My Experience with XREAL Air 2 Pro AR Glasses

As an enthusiast of VR, AR, and MR, I sincerely believe that Apple Vision Pro’s biggest competitor in the future is XREAL (formerly NREAL). XREAL introduced the XREAL Air product, achieving an ultimate slim design for AR glasses and using a smartphone as the computational solution by a Chinese company.

The XREAL Air display component has a limited field of view (FOV) of only 46 degrees, which falls short of the immersive requirements for VR experiences. The developer ecosystem is not robust enough, and there is no dedicated app store, resulting in a lack of sufficient content for the primary AR experience. However, due to its relatively affordable price, lightweight design, higher pixel density (PPI), and a real background light (non-VR-generated realistic background), XREAL Air serves as a 3 DoF giant screen display with superior clarity and comfort compared to various VR devices. It is especially suitable for watching videos and playing games while lying down.

XREAL Air, as an excellent giant screen, is often used in conjunction with the Steam Deck for gaming or with high-end Samsung phones supporting the Dex operating system for watching videos. You may also consider purchasing the hastily released Beam, the official computing terminal device from XREAL, to upgrade the giant screen from 0 DoF to 3 DoF. However, its performance, image quality, operating experience, and application support are not as good as the former two options.

In addition, the second-generation product, XREAL Air Pro 2, improves comfort, speaker sound quality, and achieves individual color calibration. The upcoming XREAL Air 2 Ultra adds two cameras to support 6 DoF and hand tracking, emphasizing Spatial Computing, taking a step further toward XR, resembling a more affordable and lightweight version of Apple Vision Pro.

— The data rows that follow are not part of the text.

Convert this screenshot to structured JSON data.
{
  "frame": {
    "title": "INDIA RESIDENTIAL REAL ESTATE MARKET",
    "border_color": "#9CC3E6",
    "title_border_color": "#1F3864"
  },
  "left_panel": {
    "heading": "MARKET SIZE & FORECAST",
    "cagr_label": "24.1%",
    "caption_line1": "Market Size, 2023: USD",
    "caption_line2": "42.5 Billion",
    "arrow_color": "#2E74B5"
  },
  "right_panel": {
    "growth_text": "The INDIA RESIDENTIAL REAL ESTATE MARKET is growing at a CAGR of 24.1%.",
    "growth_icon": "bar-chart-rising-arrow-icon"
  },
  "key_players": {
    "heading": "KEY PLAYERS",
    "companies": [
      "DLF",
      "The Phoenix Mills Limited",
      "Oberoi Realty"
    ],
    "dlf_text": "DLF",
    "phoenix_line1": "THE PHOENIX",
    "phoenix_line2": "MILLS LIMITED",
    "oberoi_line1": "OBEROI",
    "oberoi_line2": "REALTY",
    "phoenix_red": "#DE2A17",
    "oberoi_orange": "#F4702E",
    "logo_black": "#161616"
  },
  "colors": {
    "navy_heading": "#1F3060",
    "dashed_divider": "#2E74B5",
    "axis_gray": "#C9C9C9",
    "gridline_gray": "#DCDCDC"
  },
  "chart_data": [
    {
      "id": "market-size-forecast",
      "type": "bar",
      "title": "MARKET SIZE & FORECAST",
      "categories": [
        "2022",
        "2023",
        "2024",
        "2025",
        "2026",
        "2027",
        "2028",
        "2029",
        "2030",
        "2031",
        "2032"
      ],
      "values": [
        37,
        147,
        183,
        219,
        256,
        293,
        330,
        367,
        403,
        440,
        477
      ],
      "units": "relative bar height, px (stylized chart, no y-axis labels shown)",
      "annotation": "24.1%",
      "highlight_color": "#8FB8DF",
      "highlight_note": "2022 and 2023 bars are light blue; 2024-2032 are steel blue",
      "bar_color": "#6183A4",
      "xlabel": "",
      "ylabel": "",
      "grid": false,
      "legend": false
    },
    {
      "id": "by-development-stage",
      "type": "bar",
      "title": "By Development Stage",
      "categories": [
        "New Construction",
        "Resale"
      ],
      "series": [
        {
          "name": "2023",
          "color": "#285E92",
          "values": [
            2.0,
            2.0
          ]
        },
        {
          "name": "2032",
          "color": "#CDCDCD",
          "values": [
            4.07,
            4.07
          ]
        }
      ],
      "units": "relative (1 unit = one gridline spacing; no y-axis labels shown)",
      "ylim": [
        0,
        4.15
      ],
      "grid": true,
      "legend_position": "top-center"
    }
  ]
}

However, facing Apple Vision Pro’s luxurious hardware, XREAL Air 2 Ultra is noticeably lacking in numerous sensors, raising concerns about its overall effectiveness.

Nevertheless, the simplified hardware architecture of XREAL Air 2 Ultra has increased my expectations for the ultimate slim and comfortable XR glasses. As a user of XREAL Air and Air 2 Pro, I will now compare the hardware advancements in the context of video watching and gaming scenarios.

The improvements of XREAL Air 2 Pro are as follows:

  • 10% lighter (72 grams for the second generation, compared to 79 grams for the first generation).
  • 20% higher brightness (500 nits for the second generation, compared to 400 nits for the first generation).
  • Color calibration on an individual basis, resulting in smaller color deviations.
  • More balanced weight distribution in the frame, preventing a top-heavy feel.
  • The nearsighted glasses frame is positioned at a more appropriate distance from the eyeballs, avoiding contact between eyelids and lenses.
  • Softer nose pad cushions, reducing the likelihood of imprints and discomfort on the nose.
  • The Pro version includes electrochromic lenses, allowing for three-stage adjustment of outdoor lighting, providing practical functionality.

The drawbacks are as follows (not officially disclosed by the manufacturer):

  • Smaller display components and a reduced pupil distance (PD), resulting in blurred edges of the display, with more pronounced effects for individuals with larger pupil distances. This issue was not present in the first generation.
  • Unexplained reasons leading to high-contrast scenes, such as white text on a black background, causing more severe glare compared to the first generation.